Offense: Which is where the offense comes in. The game can never be approached merely as a two-sided affair; offense bleeds into defense and vice-versa for every team. But that's especially true for Louisville. And even more so for this game.

Simply put, the Cardinals are not a great offensive team. Their eight-game run to the Final Four hasn't changed that fact. Their most efficient scoring in the tournament (41 points in 30 possessions) has come in transition. In the half court, they've been merely OK, scoring 0.849 points per possession in 252 possessions.

The Cardinals' most frequently used half-court play -- a high ball screen -- has yielded just 0.739 points per trip in the tournament. They've achieved similar results with post-up plays and isolations. Indeed, Louisville's best offense has come when the game is moving. Of the 11 general play types Synergy tracks, the Cardinals are most efficient when finding cutters, battling for offensive rebounds, dishing to the screener off a pick-and-roll, on spot-ups and in "miscellaneous" plays, which usually involve some type of scramble around the rim.

Unlike its opponent, Louisville has to actively generate ways to score. And in this game, that means pace.

The Cardinals will look to run at every chance, and why not? They're better in transition, and you'd much rather try to score on Kentucky before Davis has a chance to get back to fully cordon off the middle of the lane. This strategy assumes you can turn the Wildcats over, or make them miss shots and get long rebounds. That's no easy feat. But it is the best chance Louisville has of putting up points on its opponents in any meaningful way. And hey, it worked for Indiana's offense. The Hoosiers just couldn't get a stop.

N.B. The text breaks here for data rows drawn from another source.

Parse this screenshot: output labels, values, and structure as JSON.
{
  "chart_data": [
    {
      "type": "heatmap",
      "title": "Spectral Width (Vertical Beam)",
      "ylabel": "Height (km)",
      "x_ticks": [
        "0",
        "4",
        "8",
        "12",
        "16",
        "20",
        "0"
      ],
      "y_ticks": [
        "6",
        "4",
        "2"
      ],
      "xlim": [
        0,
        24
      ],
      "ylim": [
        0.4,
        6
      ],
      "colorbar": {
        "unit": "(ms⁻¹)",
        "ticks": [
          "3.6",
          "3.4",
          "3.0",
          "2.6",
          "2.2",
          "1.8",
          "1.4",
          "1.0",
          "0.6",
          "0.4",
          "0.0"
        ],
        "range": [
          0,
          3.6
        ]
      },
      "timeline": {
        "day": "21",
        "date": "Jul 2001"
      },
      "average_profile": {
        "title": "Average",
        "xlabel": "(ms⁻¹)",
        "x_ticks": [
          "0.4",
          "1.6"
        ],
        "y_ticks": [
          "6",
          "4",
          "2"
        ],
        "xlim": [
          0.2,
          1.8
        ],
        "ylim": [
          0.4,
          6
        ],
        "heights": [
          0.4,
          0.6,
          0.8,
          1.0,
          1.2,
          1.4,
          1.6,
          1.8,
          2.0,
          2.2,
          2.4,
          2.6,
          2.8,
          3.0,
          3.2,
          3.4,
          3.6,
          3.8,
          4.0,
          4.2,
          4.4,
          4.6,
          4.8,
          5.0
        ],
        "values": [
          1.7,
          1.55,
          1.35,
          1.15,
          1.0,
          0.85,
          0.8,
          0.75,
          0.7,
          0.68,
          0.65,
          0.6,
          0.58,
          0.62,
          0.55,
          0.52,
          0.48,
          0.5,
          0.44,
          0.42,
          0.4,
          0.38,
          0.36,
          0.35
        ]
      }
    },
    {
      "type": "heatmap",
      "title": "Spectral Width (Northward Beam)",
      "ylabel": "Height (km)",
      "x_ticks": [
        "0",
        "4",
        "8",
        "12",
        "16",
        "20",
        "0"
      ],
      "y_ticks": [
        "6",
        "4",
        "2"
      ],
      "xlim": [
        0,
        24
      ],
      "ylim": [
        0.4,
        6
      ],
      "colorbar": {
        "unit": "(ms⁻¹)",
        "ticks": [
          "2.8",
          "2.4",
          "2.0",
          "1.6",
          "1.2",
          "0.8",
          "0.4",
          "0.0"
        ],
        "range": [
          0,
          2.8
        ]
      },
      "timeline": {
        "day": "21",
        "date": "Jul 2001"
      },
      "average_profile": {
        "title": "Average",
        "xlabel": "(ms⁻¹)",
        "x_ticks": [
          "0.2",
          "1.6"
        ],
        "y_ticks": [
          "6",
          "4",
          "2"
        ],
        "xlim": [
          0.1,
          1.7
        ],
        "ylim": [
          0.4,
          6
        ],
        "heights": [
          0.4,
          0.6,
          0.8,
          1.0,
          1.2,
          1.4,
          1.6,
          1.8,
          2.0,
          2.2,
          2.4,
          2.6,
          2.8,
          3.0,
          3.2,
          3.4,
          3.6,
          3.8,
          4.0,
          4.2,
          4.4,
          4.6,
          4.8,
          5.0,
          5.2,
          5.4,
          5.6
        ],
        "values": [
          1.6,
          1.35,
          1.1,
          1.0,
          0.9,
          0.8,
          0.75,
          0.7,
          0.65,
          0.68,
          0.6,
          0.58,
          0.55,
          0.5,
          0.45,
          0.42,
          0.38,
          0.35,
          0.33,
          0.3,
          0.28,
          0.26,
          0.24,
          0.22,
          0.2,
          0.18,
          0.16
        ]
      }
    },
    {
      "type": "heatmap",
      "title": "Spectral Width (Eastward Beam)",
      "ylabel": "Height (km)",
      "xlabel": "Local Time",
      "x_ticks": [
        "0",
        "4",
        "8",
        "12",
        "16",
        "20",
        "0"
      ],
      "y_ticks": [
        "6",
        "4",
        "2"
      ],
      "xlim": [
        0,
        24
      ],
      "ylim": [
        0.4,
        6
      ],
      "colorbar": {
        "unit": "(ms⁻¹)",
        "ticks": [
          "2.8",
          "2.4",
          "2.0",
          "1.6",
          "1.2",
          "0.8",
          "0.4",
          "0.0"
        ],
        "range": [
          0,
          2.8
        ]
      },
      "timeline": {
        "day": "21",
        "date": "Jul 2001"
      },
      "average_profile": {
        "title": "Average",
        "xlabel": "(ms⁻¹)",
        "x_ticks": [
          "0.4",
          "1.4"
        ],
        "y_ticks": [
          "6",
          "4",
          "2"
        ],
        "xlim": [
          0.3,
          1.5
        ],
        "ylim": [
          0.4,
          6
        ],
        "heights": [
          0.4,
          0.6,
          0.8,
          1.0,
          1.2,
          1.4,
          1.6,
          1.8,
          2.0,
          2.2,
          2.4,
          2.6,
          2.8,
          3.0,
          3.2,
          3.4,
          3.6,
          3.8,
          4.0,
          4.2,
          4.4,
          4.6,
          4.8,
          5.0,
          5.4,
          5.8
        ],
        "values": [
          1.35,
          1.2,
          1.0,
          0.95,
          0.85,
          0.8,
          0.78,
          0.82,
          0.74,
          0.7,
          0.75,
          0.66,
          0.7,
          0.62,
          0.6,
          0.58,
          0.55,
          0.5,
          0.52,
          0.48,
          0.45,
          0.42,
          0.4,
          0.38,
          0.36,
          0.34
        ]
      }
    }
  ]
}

Besides, the other option -- a staid half-court game -- simply isn't going to work.

With pressure, a tricky zone, up-tempo attack and a scrambling style around the rim, the Cardinals can dictate the terms of the engagement. Against a team this good, with players this talented, that is Pitino's best chance of knocking off the rival Kentucky Wildcats. Even Malcolm Gladwell would have to agree.

TL;DR game plan: Pressure Teague whenever possible, switch into a matchup zone to make the Wildcats adjust, force the tempo at every opportunity, find open shooters on the secondary break, hope for the best.